Trump's comments on "Fox News Sunday", questioning nearly four decades of U.S. policy, came after he prompted a diplomatic protest from China over his decision to accept a telephone call from Taiwan President Tsai Ing-wen on Dec. 2.
China's Foreign Ministry said cooperation was "out of the question" if Washington could not recognise Beijing's core interest on Taiwan, indicating it would reject any effort by Trump to use the issue as a bargaining chip in a long list of commercial and security problems facing the two countries.
"China has noted the report and expresses serious concern about it. I want to stress that the Taiwan issue concerns China's sovereignty and territorial integrity, and involves China's core interests," said ministry spokesman Geng Shuang.
"Upholding the 'one China' principle is the political basis for developing China-U.S. ties. If this basis is interfered with or damaged then the healthy development of China-U.S. relations and bilateral cooperation in important areas is out of the question," Geng told a daily news briefing.

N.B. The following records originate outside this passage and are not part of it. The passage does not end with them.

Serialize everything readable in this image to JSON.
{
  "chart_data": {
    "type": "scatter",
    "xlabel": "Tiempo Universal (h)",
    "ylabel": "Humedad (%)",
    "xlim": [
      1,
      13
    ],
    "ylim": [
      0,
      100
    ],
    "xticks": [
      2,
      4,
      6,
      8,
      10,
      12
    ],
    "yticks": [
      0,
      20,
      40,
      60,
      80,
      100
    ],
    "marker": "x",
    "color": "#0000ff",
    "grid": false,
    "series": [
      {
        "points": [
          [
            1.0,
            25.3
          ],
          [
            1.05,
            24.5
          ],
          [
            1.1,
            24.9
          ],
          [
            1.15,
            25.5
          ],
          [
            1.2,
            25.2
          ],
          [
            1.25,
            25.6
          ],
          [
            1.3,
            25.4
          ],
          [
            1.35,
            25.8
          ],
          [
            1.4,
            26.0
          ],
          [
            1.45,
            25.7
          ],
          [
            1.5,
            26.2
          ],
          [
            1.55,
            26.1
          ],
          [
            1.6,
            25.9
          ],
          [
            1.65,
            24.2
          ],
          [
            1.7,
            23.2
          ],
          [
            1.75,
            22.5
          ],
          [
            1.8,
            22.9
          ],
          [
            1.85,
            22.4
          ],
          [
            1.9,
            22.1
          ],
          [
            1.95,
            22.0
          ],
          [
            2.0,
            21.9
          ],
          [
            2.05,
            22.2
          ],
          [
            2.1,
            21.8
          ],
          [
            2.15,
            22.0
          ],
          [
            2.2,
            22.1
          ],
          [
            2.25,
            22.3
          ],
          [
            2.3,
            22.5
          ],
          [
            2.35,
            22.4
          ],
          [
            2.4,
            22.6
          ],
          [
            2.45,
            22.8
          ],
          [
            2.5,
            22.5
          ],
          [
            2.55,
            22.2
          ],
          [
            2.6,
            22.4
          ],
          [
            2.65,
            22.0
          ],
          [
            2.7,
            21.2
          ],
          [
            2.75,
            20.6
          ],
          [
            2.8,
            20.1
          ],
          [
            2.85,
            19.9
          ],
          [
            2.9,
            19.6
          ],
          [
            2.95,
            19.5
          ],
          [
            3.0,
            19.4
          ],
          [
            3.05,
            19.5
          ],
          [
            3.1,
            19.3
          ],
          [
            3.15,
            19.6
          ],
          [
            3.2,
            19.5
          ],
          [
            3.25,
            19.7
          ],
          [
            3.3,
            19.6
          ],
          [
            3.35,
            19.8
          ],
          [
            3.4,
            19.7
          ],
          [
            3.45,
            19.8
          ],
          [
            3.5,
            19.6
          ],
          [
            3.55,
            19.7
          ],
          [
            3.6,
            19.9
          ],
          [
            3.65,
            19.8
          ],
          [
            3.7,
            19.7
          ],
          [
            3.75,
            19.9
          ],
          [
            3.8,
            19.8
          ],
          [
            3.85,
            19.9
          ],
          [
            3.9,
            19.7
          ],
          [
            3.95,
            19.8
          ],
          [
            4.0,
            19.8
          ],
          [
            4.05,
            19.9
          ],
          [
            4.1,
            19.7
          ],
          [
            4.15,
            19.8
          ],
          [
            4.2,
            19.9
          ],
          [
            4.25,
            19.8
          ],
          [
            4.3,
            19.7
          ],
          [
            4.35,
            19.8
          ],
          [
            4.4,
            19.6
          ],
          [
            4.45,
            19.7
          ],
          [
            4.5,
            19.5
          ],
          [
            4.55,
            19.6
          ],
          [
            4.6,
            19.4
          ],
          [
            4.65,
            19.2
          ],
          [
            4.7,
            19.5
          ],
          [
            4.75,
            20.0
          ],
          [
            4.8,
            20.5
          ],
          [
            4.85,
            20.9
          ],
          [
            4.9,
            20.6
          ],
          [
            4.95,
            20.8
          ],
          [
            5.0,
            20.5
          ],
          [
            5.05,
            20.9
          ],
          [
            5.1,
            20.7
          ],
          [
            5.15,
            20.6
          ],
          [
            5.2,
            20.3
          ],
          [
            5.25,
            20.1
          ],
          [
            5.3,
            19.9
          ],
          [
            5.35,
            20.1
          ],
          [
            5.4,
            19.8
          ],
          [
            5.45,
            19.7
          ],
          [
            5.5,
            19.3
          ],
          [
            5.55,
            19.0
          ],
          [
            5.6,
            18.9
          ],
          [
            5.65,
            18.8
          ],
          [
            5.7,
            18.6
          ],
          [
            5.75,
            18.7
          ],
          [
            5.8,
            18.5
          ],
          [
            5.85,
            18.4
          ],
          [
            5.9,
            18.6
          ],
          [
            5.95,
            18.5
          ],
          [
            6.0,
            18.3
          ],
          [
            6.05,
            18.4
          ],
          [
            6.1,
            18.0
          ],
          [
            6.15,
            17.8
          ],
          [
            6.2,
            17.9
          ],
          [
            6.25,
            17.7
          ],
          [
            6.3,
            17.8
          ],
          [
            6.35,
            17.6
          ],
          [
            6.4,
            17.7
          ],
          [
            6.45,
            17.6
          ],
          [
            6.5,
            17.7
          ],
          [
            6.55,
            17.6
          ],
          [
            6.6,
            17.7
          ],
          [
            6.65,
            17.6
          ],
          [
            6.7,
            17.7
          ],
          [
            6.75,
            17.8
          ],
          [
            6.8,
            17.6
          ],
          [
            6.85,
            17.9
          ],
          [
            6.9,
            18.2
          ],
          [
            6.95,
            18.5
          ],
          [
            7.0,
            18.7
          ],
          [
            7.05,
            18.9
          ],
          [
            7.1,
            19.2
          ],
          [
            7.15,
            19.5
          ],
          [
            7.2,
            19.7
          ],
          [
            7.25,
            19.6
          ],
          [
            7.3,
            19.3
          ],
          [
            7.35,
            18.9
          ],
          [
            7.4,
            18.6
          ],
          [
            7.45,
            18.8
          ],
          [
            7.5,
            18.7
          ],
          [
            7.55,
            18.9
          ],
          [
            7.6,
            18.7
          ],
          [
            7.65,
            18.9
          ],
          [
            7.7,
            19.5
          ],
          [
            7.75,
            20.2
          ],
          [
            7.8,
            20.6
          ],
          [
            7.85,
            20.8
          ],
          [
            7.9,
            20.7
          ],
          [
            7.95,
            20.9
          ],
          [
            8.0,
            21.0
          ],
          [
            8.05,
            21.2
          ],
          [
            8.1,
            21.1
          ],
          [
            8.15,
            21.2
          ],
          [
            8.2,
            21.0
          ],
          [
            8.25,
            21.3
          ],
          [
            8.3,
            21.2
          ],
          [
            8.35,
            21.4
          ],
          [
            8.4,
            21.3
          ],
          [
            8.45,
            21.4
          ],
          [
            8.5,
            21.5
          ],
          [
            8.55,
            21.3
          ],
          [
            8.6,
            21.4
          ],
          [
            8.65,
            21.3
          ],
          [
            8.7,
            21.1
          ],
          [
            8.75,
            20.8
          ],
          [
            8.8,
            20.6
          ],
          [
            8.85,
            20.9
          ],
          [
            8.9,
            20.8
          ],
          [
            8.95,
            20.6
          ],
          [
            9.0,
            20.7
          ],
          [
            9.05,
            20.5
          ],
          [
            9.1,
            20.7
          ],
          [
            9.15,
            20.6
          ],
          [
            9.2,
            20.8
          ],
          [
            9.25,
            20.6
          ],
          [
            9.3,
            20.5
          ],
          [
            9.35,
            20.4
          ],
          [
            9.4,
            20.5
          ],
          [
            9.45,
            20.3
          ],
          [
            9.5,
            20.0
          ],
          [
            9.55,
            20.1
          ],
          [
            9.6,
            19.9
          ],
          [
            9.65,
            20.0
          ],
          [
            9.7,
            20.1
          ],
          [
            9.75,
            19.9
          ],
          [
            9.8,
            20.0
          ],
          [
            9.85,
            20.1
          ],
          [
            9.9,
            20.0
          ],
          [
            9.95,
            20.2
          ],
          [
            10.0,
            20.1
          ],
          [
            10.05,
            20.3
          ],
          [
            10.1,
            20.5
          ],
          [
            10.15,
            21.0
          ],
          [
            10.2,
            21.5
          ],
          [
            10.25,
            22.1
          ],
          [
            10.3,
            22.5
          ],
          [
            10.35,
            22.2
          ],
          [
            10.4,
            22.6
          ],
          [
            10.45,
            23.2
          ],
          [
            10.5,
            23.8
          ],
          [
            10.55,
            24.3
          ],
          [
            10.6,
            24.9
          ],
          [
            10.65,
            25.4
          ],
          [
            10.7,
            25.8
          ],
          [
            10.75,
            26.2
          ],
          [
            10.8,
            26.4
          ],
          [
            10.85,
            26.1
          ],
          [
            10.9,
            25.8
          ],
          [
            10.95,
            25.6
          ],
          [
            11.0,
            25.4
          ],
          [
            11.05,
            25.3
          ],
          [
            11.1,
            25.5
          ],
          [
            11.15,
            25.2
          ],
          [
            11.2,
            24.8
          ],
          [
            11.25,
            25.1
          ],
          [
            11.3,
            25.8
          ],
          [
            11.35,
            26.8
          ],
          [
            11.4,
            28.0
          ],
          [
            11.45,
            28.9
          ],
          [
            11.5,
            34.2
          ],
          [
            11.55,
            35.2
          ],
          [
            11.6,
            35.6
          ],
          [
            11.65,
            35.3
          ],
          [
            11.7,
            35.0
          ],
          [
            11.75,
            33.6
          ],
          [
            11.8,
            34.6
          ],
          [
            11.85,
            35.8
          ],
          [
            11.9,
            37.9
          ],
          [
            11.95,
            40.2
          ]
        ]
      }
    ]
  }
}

In a separate statement, the ministry cited Foreign Minister Wang Yi as warning during a trip to Switzerland against moves to damage the "one China" principle, having been asked by a reporter about Trump's call with Tsai.
"China is paying close attention to developments," Wang said. "I can clearly say that no matter whether the Tsai Ing-wen authority, any other person in the world, or any other force, if they try and damage the one China principle and harm China's core interests, in the end they are lifting a rock only to drop it on their feet."
Despite China's discontent, it has reached out to Trump.
Spokesman Geng said China's top diplomat Yang Jiechi, who outranks the foreign minister, had met with Trump advisers, including his pick for national security adviser, retired Army Lieutenant General Michael Flynn, during a transit in New York on his way to Latin America in recent days.
"Both sides exchanged views on China-U.S. ties and important issues both are concerned with," Geng said, without elaborating.
He did not give a precise date for the meeting, and it was unclear if it occurred before or after Trump's latest remarks on Taiwan, which Beijing considers a renegade province.
Geng urged the incoming Trump administration to fully recognise the sensitivity of the Taiwan issue and uphold a 'one China' policy to "avoid the broader picture of China-U.S. ties being seriously interfered with or damaged".
"The China-U.S. relationship has global and strategic significance. This not only concerns the happiness of both countries and their people, it concerns the peace, stability, development and prosperity of the Asia Pacific (region) and internationally."
Trump plans to nominate a long-standing friend of Beijing, Iowa Governor Terry Branstad, as the next U.S. ambassador to China. But he is also considering John Bolton, a former Bush administration official who has urged a tougher line on Beijing, for the No. 2 job at the U.S. State Department, according to a source familiar with the matter.
In a Wall Street Journal article last January, Bolton said the next U.S. president should take bolder steps to halt China's military aggressiveness in the South and East China seas.
He said Washington should consider using a "diplomatic ladder of escalation" that could start with receiving Taiwanese diplomats officially at the State Department and lead to restoring full diplomatic recognition.